Kapitel 4
ADELINE
Ich kam langsam wieder zu mir und spürte etwas hartes unter mir. Stöhnen setzte ich mich auf und erst da bemerkte ich, wo ich eigentlich war. Schlagartig war ich hell wach.
Es war dunkel nur eine kleine Lampe Erleuchtet den Raum. Naja der "Raum" ähnelte mehr einer Zelle. Der Boden war aus kalten Steinen gemacht und irgendwo hörte man Wasser Plätschern. Da wo hätte eine Tür sein sollen waren nur Gitterstäbe. In der einen Ecke war ein Eimer, wofür der sein sollte wusste ich nicht. Ich erhob mich, mit den schlimmsten Kopfschmerzen die ich je hatte von den Holzlatten die als Bett dienten und spähte aus den Gitterstäben. Angst hatte ich erstaunlicherweise gar keine was auch daran liegen konnte das mir extrem kalt war und ein sehr unangenehmer Geruch in der Luft lag.
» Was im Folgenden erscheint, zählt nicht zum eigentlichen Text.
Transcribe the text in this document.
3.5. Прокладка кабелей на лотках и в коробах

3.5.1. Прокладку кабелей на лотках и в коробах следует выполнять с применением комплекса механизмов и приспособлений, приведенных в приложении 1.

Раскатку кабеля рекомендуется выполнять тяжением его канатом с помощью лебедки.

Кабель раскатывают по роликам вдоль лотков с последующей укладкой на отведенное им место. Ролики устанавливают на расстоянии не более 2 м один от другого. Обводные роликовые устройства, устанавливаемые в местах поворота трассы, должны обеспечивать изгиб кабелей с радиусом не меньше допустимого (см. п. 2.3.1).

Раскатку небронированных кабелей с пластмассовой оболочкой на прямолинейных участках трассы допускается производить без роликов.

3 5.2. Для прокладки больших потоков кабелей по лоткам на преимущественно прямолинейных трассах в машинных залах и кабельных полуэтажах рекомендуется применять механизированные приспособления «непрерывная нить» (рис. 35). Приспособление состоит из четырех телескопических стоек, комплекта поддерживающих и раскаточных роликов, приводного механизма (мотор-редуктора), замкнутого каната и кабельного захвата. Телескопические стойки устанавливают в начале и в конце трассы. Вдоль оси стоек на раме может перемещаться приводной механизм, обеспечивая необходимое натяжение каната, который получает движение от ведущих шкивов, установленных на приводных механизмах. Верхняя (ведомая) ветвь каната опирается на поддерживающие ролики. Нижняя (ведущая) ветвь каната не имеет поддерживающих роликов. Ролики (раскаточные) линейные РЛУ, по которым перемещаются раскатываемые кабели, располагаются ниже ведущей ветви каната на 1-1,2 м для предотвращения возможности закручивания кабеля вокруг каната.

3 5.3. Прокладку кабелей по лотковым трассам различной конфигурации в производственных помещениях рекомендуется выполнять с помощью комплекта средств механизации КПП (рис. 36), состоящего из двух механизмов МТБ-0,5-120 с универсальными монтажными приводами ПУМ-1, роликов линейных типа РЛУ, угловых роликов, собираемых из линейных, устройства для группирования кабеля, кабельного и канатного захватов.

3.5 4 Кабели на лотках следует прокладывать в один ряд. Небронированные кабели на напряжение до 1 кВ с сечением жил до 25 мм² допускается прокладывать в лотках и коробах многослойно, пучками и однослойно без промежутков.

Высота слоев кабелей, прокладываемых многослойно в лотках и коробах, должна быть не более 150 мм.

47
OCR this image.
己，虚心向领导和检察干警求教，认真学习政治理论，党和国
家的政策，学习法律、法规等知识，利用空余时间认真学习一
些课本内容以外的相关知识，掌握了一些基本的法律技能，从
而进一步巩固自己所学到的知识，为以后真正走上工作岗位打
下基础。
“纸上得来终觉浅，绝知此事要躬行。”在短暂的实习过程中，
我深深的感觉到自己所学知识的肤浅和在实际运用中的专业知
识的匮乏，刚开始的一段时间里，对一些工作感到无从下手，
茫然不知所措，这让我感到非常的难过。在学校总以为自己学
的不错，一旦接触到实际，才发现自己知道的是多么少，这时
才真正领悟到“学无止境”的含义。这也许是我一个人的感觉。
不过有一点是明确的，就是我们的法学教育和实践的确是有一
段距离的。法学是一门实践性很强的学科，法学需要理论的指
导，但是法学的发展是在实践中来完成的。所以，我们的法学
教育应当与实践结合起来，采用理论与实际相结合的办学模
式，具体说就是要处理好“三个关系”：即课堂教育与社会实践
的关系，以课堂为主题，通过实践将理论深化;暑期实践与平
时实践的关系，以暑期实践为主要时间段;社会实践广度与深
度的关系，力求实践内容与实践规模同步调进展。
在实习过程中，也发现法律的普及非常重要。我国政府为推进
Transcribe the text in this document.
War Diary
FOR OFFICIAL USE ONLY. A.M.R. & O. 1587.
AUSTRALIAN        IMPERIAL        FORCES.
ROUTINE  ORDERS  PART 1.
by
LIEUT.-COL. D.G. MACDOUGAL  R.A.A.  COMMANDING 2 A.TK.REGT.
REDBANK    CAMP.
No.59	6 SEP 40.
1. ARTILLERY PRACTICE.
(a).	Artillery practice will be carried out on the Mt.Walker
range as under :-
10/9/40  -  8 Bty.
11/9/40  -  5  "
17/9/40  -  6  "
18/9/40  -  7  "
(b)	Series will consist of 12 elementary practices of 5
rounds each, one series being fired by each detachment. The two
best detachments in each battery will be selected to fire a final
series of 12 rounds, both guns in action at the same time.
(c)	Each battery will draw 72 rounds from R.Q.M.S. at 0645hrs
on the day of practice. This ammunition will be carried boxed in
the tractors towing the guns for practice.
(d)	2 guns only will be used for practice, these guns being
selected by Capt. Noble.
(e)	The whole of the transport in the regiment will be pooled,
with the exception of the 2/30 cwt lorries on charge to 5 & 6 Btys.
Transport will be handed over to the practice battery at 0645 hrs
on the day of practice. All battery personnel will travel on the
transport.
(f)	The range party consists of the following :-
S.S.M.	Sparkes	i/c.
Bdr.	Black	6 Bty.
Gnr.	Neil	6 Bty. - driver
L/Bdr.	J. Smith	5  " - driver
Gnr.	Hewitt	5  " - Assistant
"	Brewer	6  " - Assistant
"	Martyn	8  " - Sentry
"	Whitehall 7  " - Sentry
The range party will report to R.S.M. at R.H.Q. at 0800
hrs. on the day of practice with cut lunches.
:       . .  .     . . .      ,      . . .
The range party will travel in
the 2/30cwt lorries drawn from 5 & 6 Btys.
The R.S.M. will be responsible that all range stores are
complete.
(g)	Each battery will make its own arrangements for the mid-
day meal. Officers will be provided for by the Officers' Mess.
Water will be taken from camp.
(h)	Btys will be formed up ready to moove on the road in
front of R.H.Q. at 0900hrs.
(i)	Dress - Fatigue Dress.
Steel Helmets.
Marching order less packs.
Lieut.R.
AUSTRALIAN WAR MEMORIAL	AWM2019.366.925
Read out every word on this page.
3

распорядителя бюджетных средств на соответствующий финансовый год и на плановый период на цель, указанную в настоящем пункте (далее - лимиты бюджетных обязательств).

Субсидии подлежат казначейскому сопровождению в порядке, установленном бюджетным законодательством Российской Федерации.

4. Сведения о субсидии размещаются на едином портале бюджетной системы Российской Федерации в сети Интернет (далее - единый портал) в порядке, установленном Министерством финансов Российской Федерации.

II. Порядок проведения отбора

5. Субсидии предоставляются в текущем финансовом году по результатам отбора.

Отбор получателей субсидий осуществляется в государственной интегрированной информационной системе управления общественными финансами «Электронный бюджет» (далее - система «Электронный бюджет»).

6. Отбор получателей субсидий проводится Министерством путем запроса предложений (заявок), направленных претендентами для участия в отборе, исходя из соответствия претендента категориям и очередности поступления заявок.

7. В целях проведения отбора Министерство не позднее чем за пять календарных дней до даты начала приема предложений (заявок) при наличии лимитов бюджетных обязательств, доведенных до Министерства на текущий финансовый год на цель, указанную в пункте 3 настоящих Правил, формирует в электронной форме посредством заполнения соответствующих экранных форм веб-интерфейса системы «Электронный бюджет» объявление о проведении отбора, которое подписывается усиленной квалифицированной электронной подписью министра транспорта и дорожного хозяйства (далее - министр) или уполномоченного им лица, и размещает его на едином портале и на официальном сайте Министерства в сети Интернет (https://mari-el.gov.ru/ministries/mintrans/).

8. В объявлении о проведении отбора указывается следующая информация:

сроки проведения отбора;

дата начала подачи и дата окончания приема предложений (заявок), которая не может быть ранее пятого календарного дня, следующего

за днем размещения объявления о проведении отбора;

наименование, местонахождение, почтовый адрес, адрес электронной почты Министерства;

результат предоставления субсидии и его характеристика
Aufeinmal vernahm ich einen Schrei und ich ließ meinen Blick durch den mit Neonröhren beleuchten Gang schweifen. Ich war nicht die einzige die in einer Zelle saß sondern da waren noch mehr. Die Zellen waren in einem Kreis angeordnet in dessen Mitte eine freie Fläche war. Und in diesem Kreis aus Zellen, stand oder ehr gesagt hing, eine Frau. Von ihrem Körper lief Blut und ihre Augen waren weit aufgerissen. - ich hoffe du hast deine Lexion gelernt- sage jemand dessen Gesicht ich nicht ausmachen konnte da er mit dem Rücken zu mir stand. - Solltest du nochmal Wiederstand leisten geschweige denn versuchen wegzurennen...- mehr bekam ich nicht mit, weil ich das Mädchen was dort hing wiedererkannte. Das war das Mädchen was gestern erst verschwunden ist. - Das gilt für alle anderen auch!- schrie jetzt der Mann durch den Raum. Dann ging er und ließ das Mädchen dort hängen.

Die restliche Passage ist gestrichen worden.